The indictment, released by Chevron on Friday, is based largely on soil sampling of remediated pits and was performed in 2001 by an independent Ecuadorian government agency, called the Controlaria. The sampling by the agency, which is similar to the General Accounting Office in the U.S., is part of the civil trial's official record.
The indictment alleges that Reis Veiga and Perez Pallares signed documents certifying the remediation had been carried out when in fact it had not. Signing the documents violates various anti-fraud provisions in Ecuador's penal code, according to the indictment. The fraud charges carry maximum prison sentences of ten years under Ecuador's penal code.
To defend against the charges, Reis Veiga and Perez Pallares also will have to deal with scientific evidence from the civil trial provided by three separate sources - Chevron, the plaintiffs, and the independent court expert, Professor Richard Cabrera. When Cabrera reviewed roughly 64,000 analytic results produced by these parties, he found that more than 80% of the supposedly "remediated" pits have levels of toxins that violate the law.
A complete list of the so-called remediated pits that violate Ecuadorian norms - taken from the Cabrera report - can be found here.
Fajardo indicated that there is additional evidence available in the public record that could be used to broaden the prosecutor's case. This includes proof that the two Chevron officials utilized a secret laboratory test that made it technically impossible to detect amounts of toxins in violation of norms.
"Texaco gamed the laboratory test to guarantee acceptable results," said Fajardo.
The timing of the indictment appears to result from the fact the statute of limitations would have expired on Sept. 28, ten years to the day after the final documents were signed indicating the end of the clean-up.

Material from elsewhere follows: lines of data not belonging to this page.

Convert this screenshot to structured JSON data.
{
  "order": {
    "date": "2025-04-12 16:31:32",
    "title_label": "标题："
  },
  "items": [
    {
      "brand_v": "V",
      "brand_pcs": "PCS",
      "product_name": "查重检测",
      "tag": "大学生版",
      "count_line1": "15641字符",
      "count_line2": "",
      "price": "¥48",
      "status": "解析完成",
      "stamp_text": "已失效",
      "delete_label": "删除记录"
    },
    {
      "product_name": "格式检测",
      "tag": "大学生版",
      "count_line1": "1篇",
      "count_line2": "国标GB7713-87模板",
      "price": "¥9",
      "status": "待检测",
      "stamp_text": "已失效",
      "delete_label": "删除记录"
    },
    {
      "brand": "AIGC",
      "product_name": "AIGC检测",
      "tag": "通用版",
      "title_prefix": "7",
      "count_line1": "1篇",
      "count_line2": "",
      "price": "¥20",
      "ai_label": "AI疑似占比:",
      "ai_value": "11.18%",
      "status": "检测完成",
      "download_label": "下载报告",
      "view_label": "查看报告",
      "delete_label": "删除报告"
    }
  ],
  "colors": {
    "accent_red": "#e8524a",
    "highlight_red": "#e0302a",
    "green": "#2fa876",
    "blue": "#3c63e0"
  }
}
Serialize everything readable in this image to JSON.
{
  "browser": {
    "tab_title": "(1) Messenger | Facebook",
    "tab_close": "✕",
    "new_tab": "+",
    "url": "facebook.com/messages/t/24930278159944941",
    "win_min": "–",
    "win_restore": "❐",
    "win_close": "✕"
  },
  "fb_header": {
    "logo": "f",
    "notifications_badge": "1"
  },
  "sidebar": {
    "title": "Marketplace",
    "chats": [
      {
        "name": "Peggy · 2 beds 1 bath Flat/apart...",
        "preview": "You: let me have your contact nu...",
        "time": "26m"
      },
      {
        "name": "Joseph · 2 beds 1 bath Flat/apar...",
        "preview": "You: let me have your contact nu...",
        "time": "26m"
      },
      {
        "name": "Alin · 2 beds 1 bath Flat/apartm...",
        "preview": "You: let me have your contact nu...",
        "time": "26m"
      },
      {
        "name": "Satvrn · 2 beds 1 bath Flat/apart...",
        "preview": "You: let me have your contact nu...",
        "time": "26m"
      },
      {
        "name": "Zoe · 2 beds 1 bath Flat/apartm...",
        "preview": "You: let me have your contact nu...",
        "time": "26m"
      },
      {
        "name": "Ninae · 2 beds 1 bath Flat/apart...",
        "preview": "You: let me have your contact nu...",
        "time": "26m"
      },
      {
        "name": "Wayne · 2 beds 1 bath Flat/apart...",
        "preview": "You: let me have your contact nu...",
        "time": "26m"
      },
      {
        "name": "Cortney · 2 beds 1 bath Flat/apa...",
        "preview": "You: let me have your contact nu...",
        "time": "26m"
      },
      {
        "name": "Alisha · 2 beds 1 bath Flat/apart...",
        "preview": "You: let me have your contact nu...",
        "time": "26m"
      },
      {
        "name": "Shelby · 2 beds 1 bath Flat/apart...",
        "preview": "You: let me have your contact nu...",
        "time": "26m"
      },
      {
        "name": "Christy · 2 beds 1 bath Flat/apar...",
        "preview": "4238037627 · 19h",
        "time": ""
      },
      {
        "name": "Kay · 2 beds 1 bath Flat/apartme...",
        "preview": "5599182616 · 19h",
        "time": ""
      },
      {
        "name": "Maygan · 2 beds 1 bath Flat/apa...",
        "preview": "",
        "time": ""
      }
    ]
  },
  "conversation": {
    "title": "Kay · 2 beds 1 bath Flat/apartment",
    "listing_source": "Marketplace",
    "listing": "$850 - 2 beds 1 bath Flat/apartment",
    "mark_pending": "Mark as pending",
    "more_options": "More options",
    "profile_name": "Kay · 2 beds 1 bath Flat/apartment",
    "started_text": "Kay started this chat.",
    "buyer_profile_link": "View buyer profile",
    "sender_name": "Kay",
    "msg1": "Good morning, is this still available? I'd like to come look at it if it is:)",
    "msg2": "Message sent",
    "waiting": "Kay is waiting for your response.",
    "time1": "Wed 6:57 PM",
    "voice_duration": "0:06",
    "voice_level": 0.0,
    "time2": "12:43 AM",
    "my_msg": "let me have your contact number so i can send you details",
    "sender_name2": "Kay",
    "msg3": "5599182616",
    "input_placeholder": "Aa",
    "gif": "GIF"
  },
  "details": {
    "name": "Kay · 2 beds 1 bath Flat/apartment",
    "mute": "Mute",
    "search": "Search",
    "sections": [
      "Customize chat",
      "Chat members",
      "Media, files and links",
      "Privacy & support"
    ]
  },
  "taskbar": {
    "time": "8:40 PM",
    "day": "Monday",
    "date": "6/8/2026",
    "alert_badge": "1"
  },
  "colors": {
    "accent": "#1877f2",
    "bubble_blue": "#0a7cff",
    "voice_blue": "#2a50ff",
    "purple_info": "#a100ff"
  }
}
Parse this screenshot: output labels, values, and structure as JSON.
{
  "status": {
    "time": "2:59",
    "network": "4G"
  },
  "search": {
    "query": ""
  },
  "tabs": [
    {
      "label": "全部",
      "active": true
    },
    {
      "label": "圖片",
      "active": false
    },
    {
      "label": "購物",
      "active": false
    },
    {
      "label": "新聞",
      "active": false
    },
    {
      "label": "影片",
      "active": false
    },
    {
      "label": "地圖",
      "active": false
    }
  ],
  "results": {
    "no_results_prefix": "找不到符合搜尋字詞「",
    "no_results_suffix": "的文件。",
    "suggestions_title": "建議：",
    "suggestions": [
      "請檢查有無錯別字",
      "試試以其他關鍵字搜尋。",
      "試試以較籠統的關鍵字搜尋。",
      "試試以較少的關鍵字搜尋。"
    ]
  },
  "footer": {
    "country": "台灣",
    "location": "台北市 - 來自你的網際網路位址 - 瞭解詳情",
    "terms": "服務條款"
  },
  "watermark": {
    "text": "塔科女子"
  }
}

News of the indictment came just one day after Chevron was implicated in a drugs and sex scandal related to the payment of oil royalties to the Department of Interior, and just weeks before Chevron will stand trial in U.S. federal court in San Francisco on charges it violated the human rights of local villagers in Nigeria. The plaintiffs in Ecuador have alleged they have been subjected to death threats and a series of robberies.
The civil lawsuit alleges Chevron dumped 18.5 billion gallons of toxic waste water into Amazon waterways and abandoned hundreds of unlined waste pits gouged out of the jungle floor, causing a spike in cancer rates and forcing five indigenous groups to abandon most of their ancestral land. As the exclusive operator of a large oil concession, Texaco extracted 1.3 billion barrels of oil from the country between 1964 and 1990.